Delays in ETF Approvals Reflect Cautious Approach

The SEC’s cautious stance extends beyond staking ETFs to other crypto ETF proposals involving in-kind creations and redemptions. In May 2025, the SEC postponed its ruling on Fidelity's proposal to allow its Bitcoin and Ethereum ETFs to use in-kind mechanisms, a feature also under review for WisdomTree’s Bitcoin Fund.

Regarding the WisdomTree Bitcoin Fund, the SEC invites individuals to submit written data, views, or arguments on whether the rule change should be approved or disapproved within 21 days, according to a Monday release from the agency. This delay aligns with the SEC’s request for public feedback on WisdomTree’s proposal, indicating a thorough evaluation of risks like market manipulation and custody issues.

Similarly, the SEC deferred decisions on Grayscale’s proposed XRP ETF and Bitwise’s Ethereum ETF with staking components, with deadlines now expected in July or October 2025. The SEC is likely to utilize the full 240-day review period for these 19b-4 proposals, reflecting heightened scrutiny.

Broader Regulatory Dynamics and Future Outlook

The SEC’s actions in May and June 2025 highlight a broader regulatory focus on the cryptocurrency industry, particularly as it navigates ETF approvals and enforcement. The SEC continues to monitor crypto market developments, with potential policy shifts influenced by the anticipated nomination of Paul Atkins as the new SEC chair.

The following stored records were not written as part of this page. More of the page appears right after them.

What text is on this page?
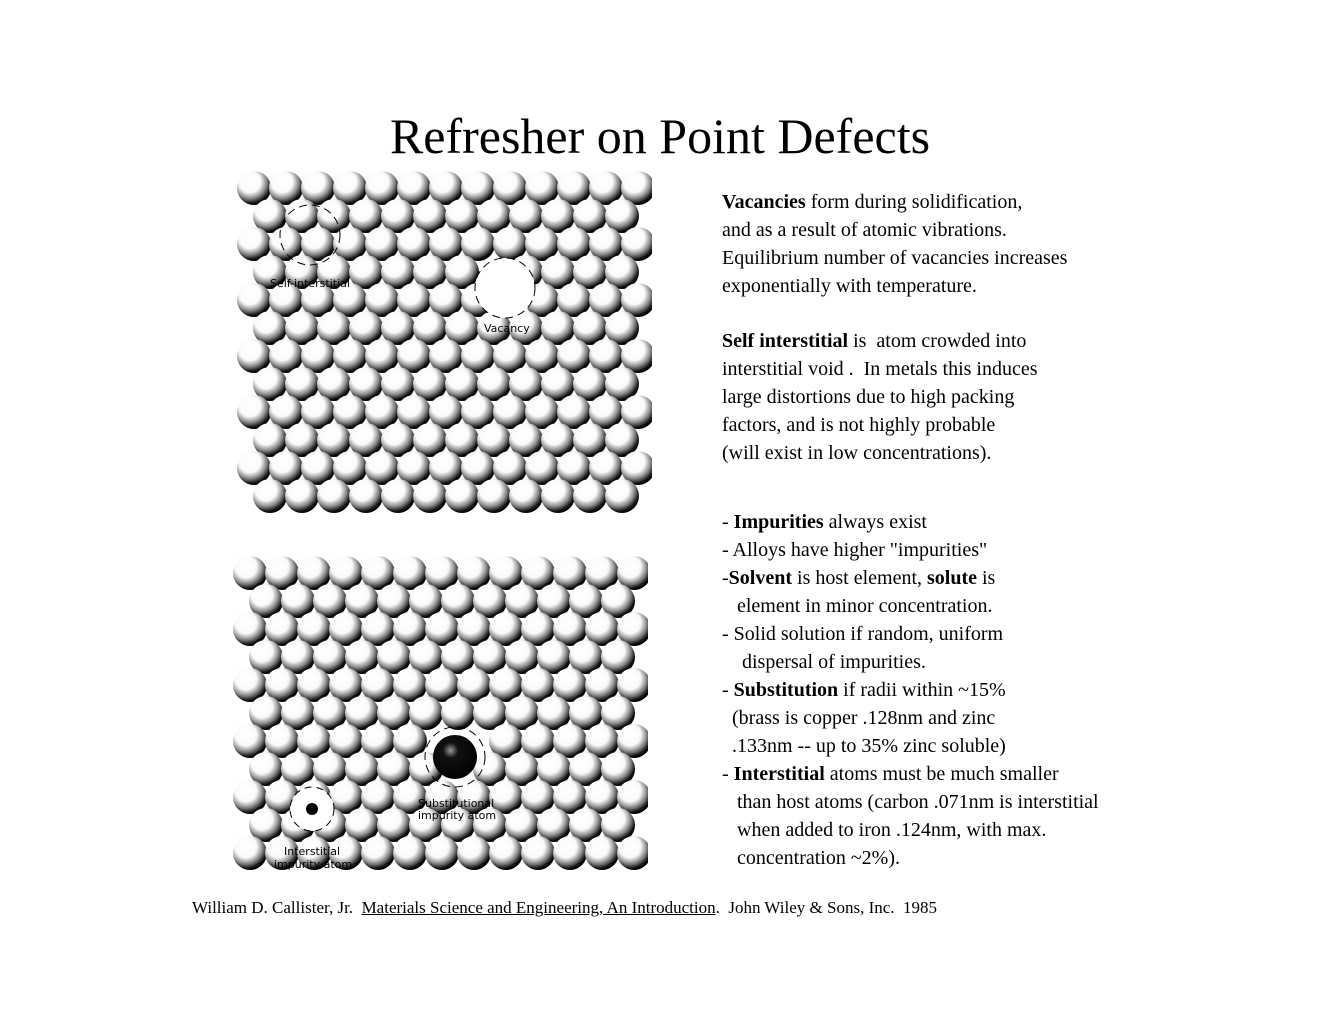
Refresher on Point Defects
Self-interstitial
Vacancy
Substitutional
impurity atom
Interstitial
impurity atom
Vacancies form during solidification,
and as a result of atomic vibrations.
Equilibrium number of vacancies increases
exponentially with temperature.
Self interstitial is  atom crowded into
interstitial void .  In metals this induces
large distortions due to high packing
factors, and is not highly probable
(will exist in low concentrations).
- Impurities always exist
- Alloys have higher "impurities"
-Solvent is host element, solute is
element in minor concentration.
- Solid solution if random, uniform
dispersal of impurities.
- Substitution if radii within ~15%
(brass is copper .128nm and zinc
.133nm -- up to 35% zinc soluble)
- Interstitial atoms must be much smaller
than host atoms (carbon .071nm is interstitial
when added to iron .124nm, with max.
concentration ~2%).
William D. Callister, Jr.  Materials Science and Engineering, An Introduction.  John Wiley & Sons, Inc.  1985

Atkins’ leadership could shape the agency’s approach to innovative financial products like crypto ETFs. Meanwhile, posts on X reflect industry frustration, with one user stating that SEC delays are stifling crypto innovation, capturing the sentiment around prolonged reviews.

As the SEC balances investor protection with market innovation, the crypto industry eagerly awaits clarity on ETF approvals, with key decisions looming in the second half of 2025.